The other child shot forward; mine didn't. I stole a glance at the other child - our adversary in a swim diaper.

Four lessons into the swimming class in which I'd enrolled my son and I was competing with a child who wasn't yet 2.

A couple of months ago, I decided that I wasn't doing nearly enough with my child. There were no mid-day walks to the park; no baby sign lessons; no Mommy and me classes.

Each day, it seemed, my window of bonding time was growing smaller. So, I decided I'd kill two birds with one stone with swimming lessons. Not only would it get my toddler familiar with the water, it would provide a bonding experience for us both.

The first day of lessons went better than I expected. He objected to getting his hair washed in the bathtub, so I knew he would resist having water poured over his head.

What I didn't expect, however, is that we would be teaching our toddlers to hold their breath underwater the first day. We practiced "dolphin dips," in which the children merely got their faces wet, kicks (both forward and backward) and safety steps, in which we instructed the children to grab the side of the pool. It was all very terrifying and exhilarating at the same time. In photos, the other mom and I are holding our babies, both our cheeks puffed out. It's as if we were attempting to hold our children's breath for them. Only when their little noses and mouths broke the surface of the water did we relax.

The second lesson went even better. With Daddy nearby snapping photos, it's as if our little swimmer were on a photo shoot. He kicked, he moved his arms, he clapped for himself when he did a good job.

But during his next lesson, it seemed he decided that he had enough. No more kicking. All of my - and the swim coach's - high-pitched pleas to kick were ignored.

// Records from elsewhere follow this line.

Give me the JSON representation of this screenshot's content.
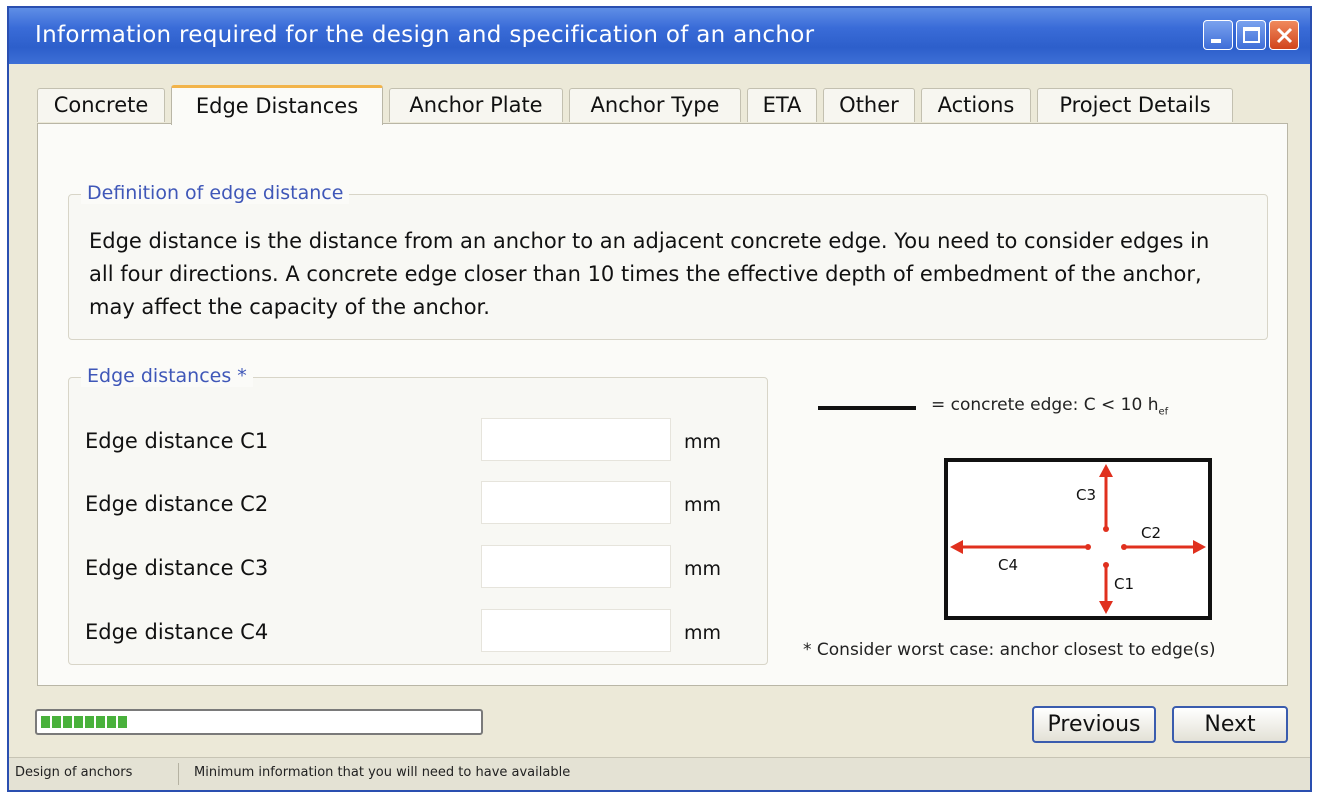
{
  "window": {
    "title": "Information required for the design and specification of an anchor"
  },
  "tabs": [
    {
      "label": "Concrete"
    },
    {
      "label": "Edge Distances",
      "active": true
    },
    {
      "label": "Anchor Plate"
    },
    {
      "label": "Anchor Type"
    },
    {
      "label": "ETA"
    },
    {
      "label": "Other"
    },
    {
      "label": "Actions"
    },
    {
      "label": "Project Details"
    }
  ],
  "definition": {
    "legend": "Definition of edge distance",
    "text": "Edge distance is the distance from an anchor to an adjacent concrete edge. You need to consider edges in all four directions. A concrete edge closer than 10 times the effective depth of embedment of the anchor, may affect the capacity of the anchor."
  },
  "edge_distances": {
    "legend": "Edge distances *",
    "rows": [
      {
        "label": "Edge distance C1",
        "value": "",
        "unit": "mm"
      },
      {
        "label": "Edge distance C2",
        "value": "",
        "unit": "mm"
      },
      {
        "label": "Edge distance C3",
        "value": "",
        "unit": "mm"
      },
      {
        "label": "Edge distance C4",
        "value": "",
        "unit": "mm"
      }
    ]
  },
  "diagram": {
    "legend_text": "= concrete edge: C < 10 h",
    "legend_subscript": "ef",
    "labels": {
      "c1": "C1",
      "c2": "C2",
      "c3": "C3",
      "c4": "C4"
    },
    "arrow_color": "#e0301e",
    "note": "* Consider worst case: anchor closest to edge(s)"
  },
  "progress": {
    "fraction": 0.2
  },
  "buttons": {
    "previous": "Previous",
    "next": "Next"
  },
  "statusbar": {
    "section": "Design of anchors",
    "message": "Minimum information that you will need to have available"
  },
  "colors": {
    "title_bar": "#3a6cd8",
    "active_tab_accent": "#f2b44a",
    "legend_text": "#3f57b8",
    "progress_fill": "#49b13c"
  }
}
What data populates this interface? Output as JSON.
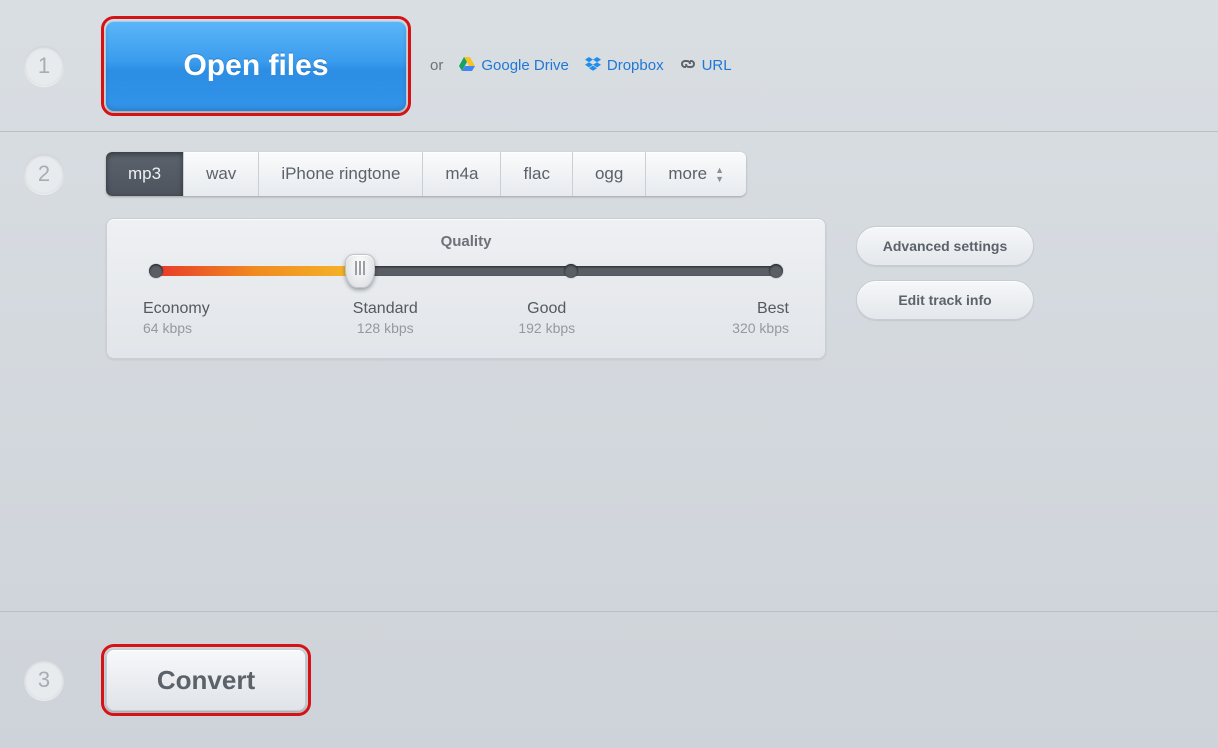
{
  "step1": {
    "num": "1",
    "open_label": "Open files",
    "or": "or",
    "google_drive": "Google Drive",
    "dropbox": "Dropbox",
    "url": "URL"
  },
  "step2": {
    "num": "2",
    "formats": {
      "mp3": "mp3",
      "wav": "wav",
      "iphone": "iPhone ringtone",
      "m4a": "m4a",
      "flac": "flac",
      "ogg": "ogg",
      "more": "more"
    },
    "quality": {
      "title": "Quality",
      "levels": [
        {
          "name": "Economy",
          "rate": "64 kbps"
        },
        {
          "name": "Standard",
          "rate": "128 kbps"
        },
        {
          "name": "Good",
          "rate": "192 kbps"
        },
        {
          "name": "Best",
          "rate": "320 kbps"
        }
      ],
      "selected_index": 1
    },
    "advanced": "Advanced settings",
    "edit_track": "Edit track info"
  },
  "step3": {
    "num": "3",
    "convert": "Convert"
  }
}
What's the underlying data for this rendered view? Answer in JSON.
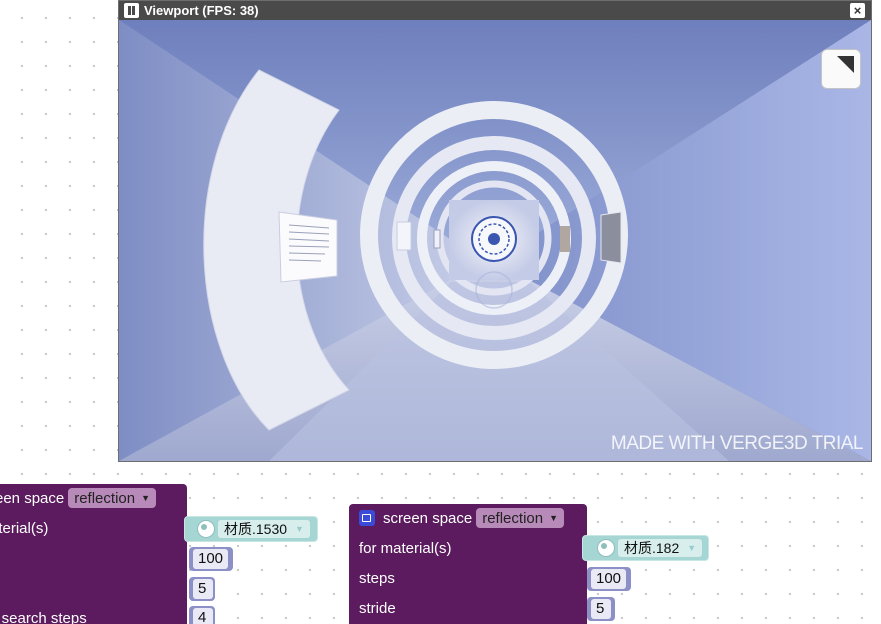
{
  "viewport": {
    "title": "Viewport (FPS: 38)",
    "close_glyph": "×",
    "watermark": "MADE WITH VERGE3D TRIAL"
  },
  "block_left": {
    "title_prefix": "reen space",
    "mode": "reflection",
    "row_material": "aterial(s)",
    "row_search": "y search steps",
    "material_value": "材质.1530",
    "steps_value": "100",
    "stride_value": "5",
    "search_value": "4"
  },
  "block_right": {
    "title_prefix": "screen space",
    "mode": "reflection",
    "row_material": "for material(s)",
    "row_steps": "steps",
    "row_stride": "stride",
    "material_value": "材质.182",
    "steps_value": "100",
    "stride_value": "5"
  },
  "colors": {
    "block_bg": "#5b1b5e",
    "material_plug": "#a6d6d4",
    "number_plug": "#8c90c6",
    "scene_ambient": "#7d8fc6"
  }
}
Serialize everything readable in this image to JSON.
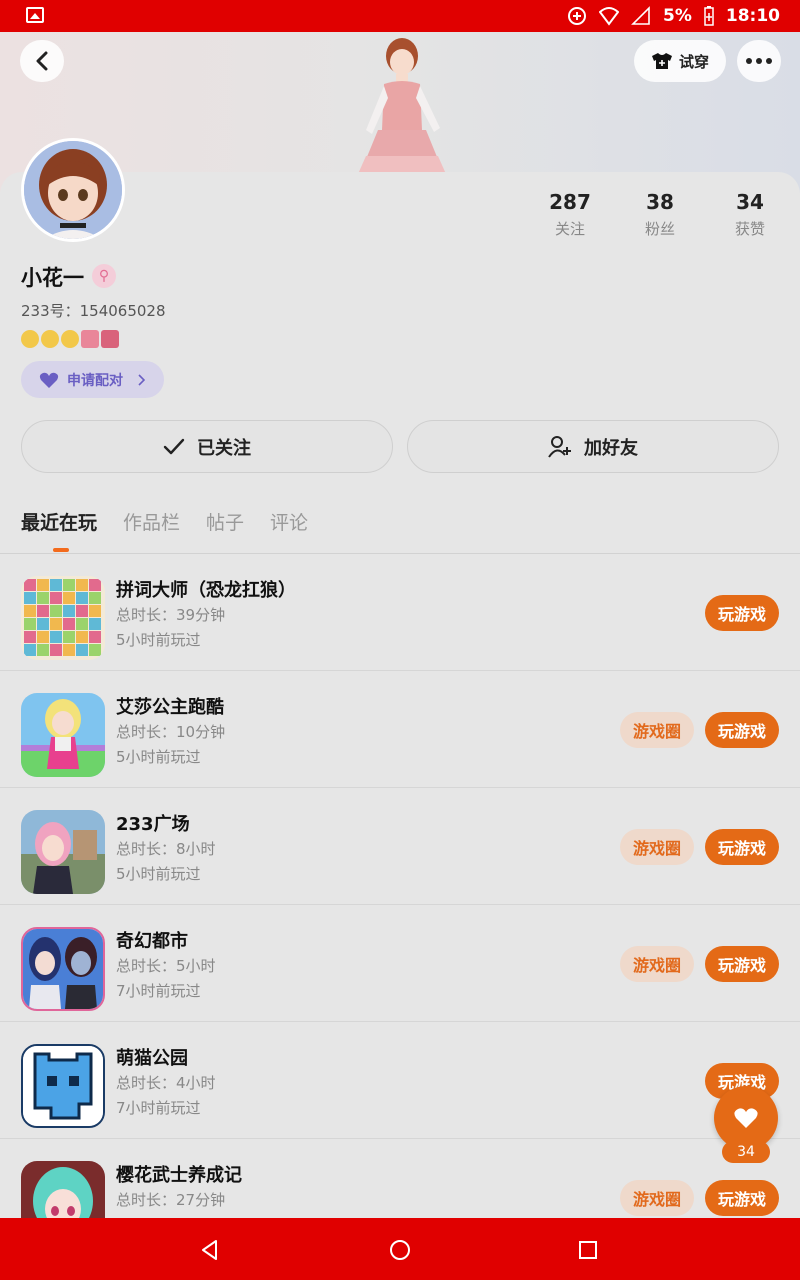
{
  "status_bar": {
    "battery": "5%",
    "time": "18:10"
  },
  "header": {
    "try_on_label": "试穿"
  },
  "profile": {
    "username": "小花一",
    "gender_symbol": "⚲",
    "uid": "233号：154065028",
    "pair_label": "申请配对",
    "stats": [
      {
        "value": "287",
        "label": "关注"
      },
      {
        "value": "38",
        "label": "粉丝"
      },
      {
        "value": "34",
        "label": "获赞"
      }
    ]
  },
  "actions": {
    "followed_label": "已关注",
    "add_friend_label": "加好友"
  },
  "tabs": [
    {
      "label": "最近在玩"
    },
    {
      "label": "作品栏"
    },
    {
      "label": "帖子"
    },
    {
      "label": "评论"
    }
  ],
  "games": [
    {
      "name": "拼词大师（恐龙扛狼）",
      "duration": "总时长：39分钟",
      "last_played": "5小时前玩过",
      "play_label": "玩游戏",
      "circle_label": ""
    },
    {
      "name": "艾莎公主跑酷",
      "duration": "总时长：10分钟",
      "last_played": "5小时前玩过",
      "play_label": "玩游戏",
      "circle_label": "游戏圈"
    },
    {
      "name": "233广场",
      "duration": "总时长：8小时",
      "last_played": "5小时前玩过",
      "play_label": "玩游戏",
      "circle_label": "游戏圈"
    },
    {
      "name": "奇幻都市",
      "duration": "总时长：5小时",
      "last_played": "7小时前玩过",
      "play_label": "玩游戏",
      "circle_label": "游戏圈"
    },
    {
      "name": "萌猫公园",
      "duration": "总时长：4小时",
      "last_played": "7小时前玩过",
      "play_label": "玩游戏",
      "circle_label": ""
    },
    {
      "name": "樱花武士养成记",
      "duration": "总时长：27分钟",
      "last_played": "",
      "play_label": "玩游戏",
      "circle_label": "游戏圈"
    }
  ],
  "like_fab": {
    "count": "34"
  },
  "colors": {
    "accent": "#e46a16",
    "status_bar": "#e00000",
    "pair_text": "#6a5fc3"
  }
}
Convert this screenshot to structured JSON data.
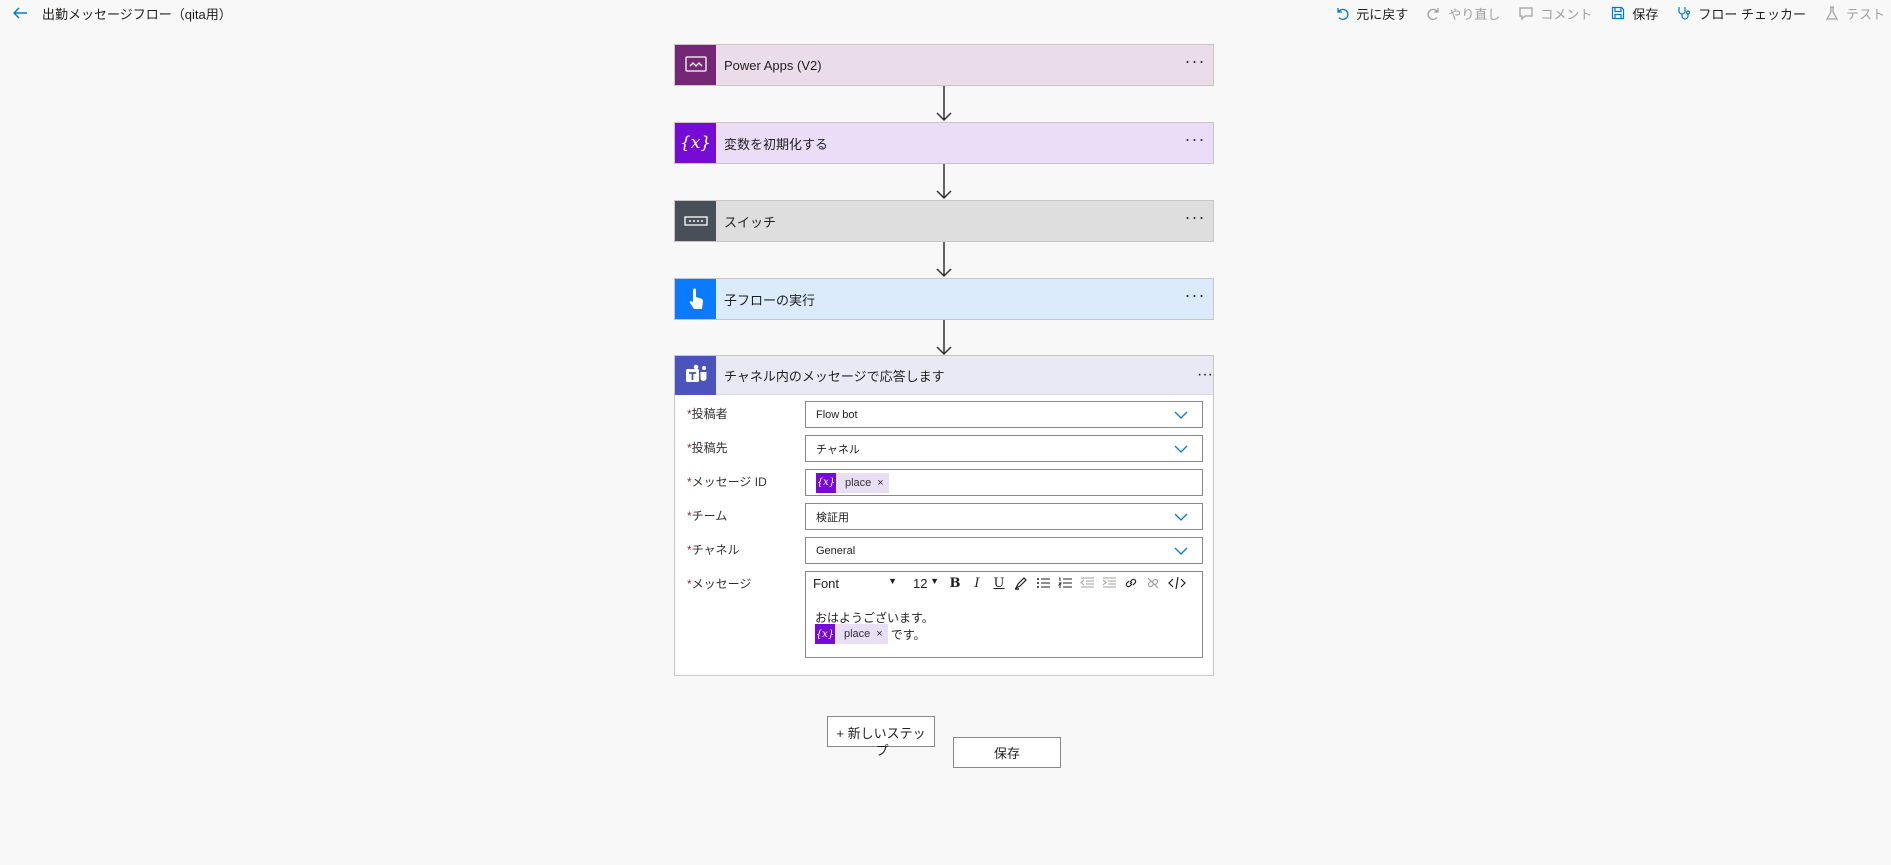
{
  "header": {
    "title": "出勤メッセージフロー（qita用）",
    "commands": [
      {
        "label": "元に戻す",
        "icon": "undo-icon",
        "enabled": true
      },
      {
        "label": "やり直し",
        "icon": "redo-icon",
        "enabled": false
      },
      {
        "label": "コメント",
        "icon": "comment-icon",
        "enabled": false
      },
      {
        "label": "保存",
        "icon": "save-icon",
        "enabled": true
      },
      {
        "label": "フロー チェッカー",
        "icon": "stethoscope-icon",
        "enabled": true
      },
      {
        "label": "テスト",
        "icon": "flask-icon",
        "enabled": false
      }
    ]
  },
  "steps": [
    {
      "title": "Power Apps (V2)",
      "icon": "power-apps-icon",
      "color": "#742774",
      "bg": "#ebdce9"
    },
    {
      "title": "変数を初期化する",
      "icon": "variable-icon",
      "color": "#770bd6",
      "bg": "#ebdcf7"
    },
    {
      "title": "スイッチ",
      "icon": "switch-icon",
      "color": "#484f58",
      "bg": "#dedede"
    },
    {
      "title": "子フローの実行",
      "icon": "hand-pointer-icon",
      "color": "#0a7aff",
      "bg": "#dcebfb"
    }
  ],
  "expanded_step": {
    "title": "チャネル内のメッセージで応答します",
    "icon": "teams-icon",
    "color": "#4b53bc",
    "fields": [
      {
        "label": "投稿者",
        "value": "Flow bot"
      },
      {
        "label": "投稿先",
        "value": "チャネル"
      },
      {
        "label": "メッセージ ID",
        "token": "place"
      },
      {
        "label": "チーム",
        "value": "検証用"
      },
      {
        "label": "チャネル",
        "value": "General"
      }
    ],
    "message": {
      "label": "メッセージ",
      "font": "Font",
      "font_size": "12",
      "line1": "おはようございます。",
      "token": "place",
      "line2_suffix": "です。"
    }
  },
  "required_mark": "*",
  "token_remove": "×",
  "token_symbol": "{x}",
  "dots": "···",
  "buttons": {
    "new_step_line1": "+ 新しいステッ",
    "new_step_line2": "プ",
    "save": "保存"
  }
}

And that is when his cute, little swim partner became our No. 1 opponent. Never mind the fact that she is five or six months older than my child; as she moved on to more progressively difficult tasks, I took him over to the side, where I willed him (mentally and verbally) to kick.

Neither my coaching, nor my silent prayers, had any effect. But, last night, as we sang our final song, and he laughed as I bobbed him up and down in the pool, I realized that it really didn't matter if he could kick his legs or swim unaided at the culmination of the class. I signed us up so that he could spend some fun time with Mommy; I didn't think he would actually learn to swim, I didn't even think he would put his head under the water so soon.

So, even though he may not "win" the competition I'd created within my own mind, as I look at my computer screen-saver - a photo of him smiling, face wet after a successful dolphin dip - I know that he still came out on top.